FIGS. 12-13 illustrate an articulating arm connector 242 for attachment to an articulating arm post 132 of the cervical retractor 102. The articulating arm connector 242 attaches to a free end of the articulating arm (not shown) which may be secured at the opposite end to the surgical table or other stationary object, thus securing the position of the retractor 102 relative to the table. The articulating arm connector 242 includes an engagement head 244 with an open receptacle 247 opening in the free end of the c engagement head 244. Situated along each side of the engagement head 244 are locking arms 246 that each include a release tab 248 at one end and a locking tooth 250 at the opposite end, the release tab 248 and locking tooth 250 being separated by a pivot 252 that pivotally connects the locking arms 246 to the engagement head 244. Each of the locking arms 246 is spring loaded with a spring 254 that biases the locking tooth 250 into the open receptacle 247 where it engages with articulating arm post 132 to lock the retractor 102 to the articulating arm. The articulating arm connector also includes a translating post 256 which is threadedly coupled to a thumbwheel 258. The translating post 256 can be actuated to advance into the open receptacle 256 where it presses against the articulating arm post 132 to provide for a sturdier connection. To disengage the articulating arm connector 242, the release tabs 248 are depressed which causes the teeth 250 to withdraw into the engagement head clearing the way for removal of the articulating arm post 132 from the open receptacle 247. A tapered front edge on teeth 250 permit initial loading of the articulating arm post 132 without depressing the release tab 248 to clear the teeth out of the open receptacle 247.

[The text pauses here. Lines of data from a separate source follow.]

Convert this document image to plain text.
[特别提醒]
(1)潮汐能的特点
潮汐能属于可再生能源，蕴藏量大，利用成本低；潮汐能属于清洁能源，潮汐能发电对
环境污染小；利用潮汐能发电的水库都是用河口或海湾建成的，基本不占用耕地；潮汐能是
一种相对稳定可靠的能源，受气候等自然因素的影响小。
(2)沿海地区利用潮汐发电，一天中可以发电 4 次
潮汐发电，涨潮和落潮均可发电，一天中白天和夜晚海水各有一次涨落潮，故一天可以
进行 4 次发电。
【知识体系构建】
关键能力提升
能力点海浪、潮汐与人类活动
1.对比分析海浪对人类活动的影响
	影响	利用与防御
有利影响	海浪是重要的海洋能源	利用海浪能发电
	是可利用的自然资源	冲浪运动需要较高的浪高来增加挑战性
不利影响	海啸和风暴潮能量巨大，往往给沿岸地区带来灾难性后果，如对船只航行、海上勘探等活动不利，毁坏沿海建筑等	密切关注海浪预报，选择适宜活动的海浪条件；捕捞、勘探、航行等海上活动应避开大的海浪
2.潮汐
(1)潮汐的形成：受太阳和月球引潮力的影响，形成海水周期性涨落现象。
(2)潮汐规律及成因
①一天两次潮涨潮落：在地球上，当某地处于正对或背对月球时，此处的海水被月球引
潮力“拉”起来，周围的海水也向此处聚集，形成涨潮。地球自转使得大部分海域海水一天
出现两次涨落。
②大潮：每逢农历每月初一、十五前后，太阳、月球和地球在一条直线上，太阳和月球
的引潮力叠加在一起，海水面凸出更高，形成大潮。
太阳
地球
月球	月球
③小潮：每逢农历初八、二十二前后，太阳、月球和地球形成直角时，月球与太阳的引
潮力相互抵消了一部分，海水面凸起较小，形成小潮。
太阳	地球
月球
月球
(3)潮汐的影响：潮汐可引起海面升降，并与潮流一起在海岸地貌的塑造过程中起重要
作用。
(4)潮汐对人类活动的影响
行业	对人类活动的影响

According to one example, a method of creating an operative corridor to a cervical target site with the retractor 102 is initiated by attaching the side loading blade 110 to the insertion handle 218 via one tier (184, 186) of the first connection post 182. The side loading blade 110 is then retracted into the desired position with the insertion handle and then the blade 110 is locked in place with the articulating arm. To do so the articulating arm connector 242 is connected to the free tier (i.e. the tier that is not connected to the insertion handle 218) of the connection post 182. The articulating arm is then locked, fixing the position of the side loading blade 110. The insertion handle 218 is then removed to free a tier of the connection post 182 and the side loading connector 116 of the retractor body 102 is then attached to the free tier. The top loading blade 112 is then attached to the insertion handle 218 by connecting the insertion handle 218 to the lower tier 212 of the connection post 208. The top loading blade 112 is manually retracted into the desired position and then the top loading connector 124 is attached to the upper tier 210 of the connection post 208. The insertion handle 218 is removed from the lower tier 212. The retractor 100 may then be utilized to retract tissue, for example in a medial-lateral orientation.

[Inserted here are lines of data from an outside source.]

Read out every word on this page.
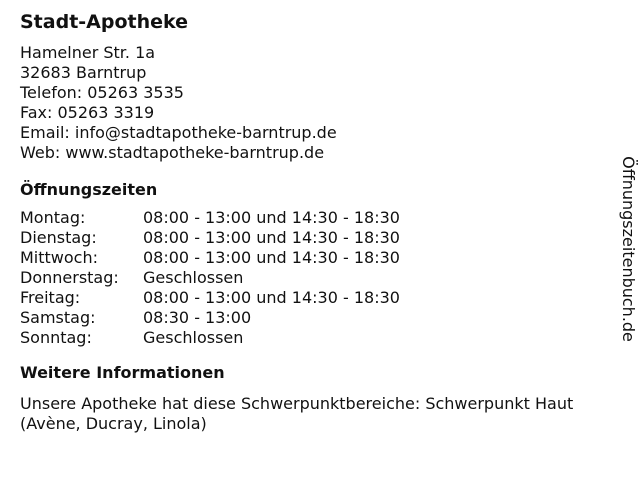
Stadt-Apotheke
Hamelner Str. 1a
32683 Barntrup
Telefon: 05263 3535
Fax: 05263 3319
Email: info@stadtapotheke-barntrup.de
Web: www.stadtapotheke-barntrup.de
Öffnungszeiten
Montag:	08:00 - 13:00 und 14:30 - 18:30
Dienstag:	08:00 - 13:00 und 14:30 - 18:30
Mittwoch:	08:00 - 13:00 und 14:30 - 18:30
Donnerstag:	Geschlossen
Freitag:	08:00 - 13:00 und 14:30 - 18:30
Samstag:	08:30 - 13:00
Sonntag:	Geschlossen
Weitere Informationen
Unsere Apotheke hat diese Schwerpunktbereiche: Schwerpunkt Haut (Avène, Ducray, Linola)
Öffnungszeitenbuch.de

While the invention is susceptible to various modifications and alternative forms, specific embodiments thereof have been shown by way of example in the drawings and are herein described in detail. It should be understood, however, that the description herein of specific embodiments is not intended to limit the invention to the particular forms disclosed, but on the contrary, the invention is to cover all modifications, equivalents, and alternatives falling within the spirit and scope of the invention as defined herein.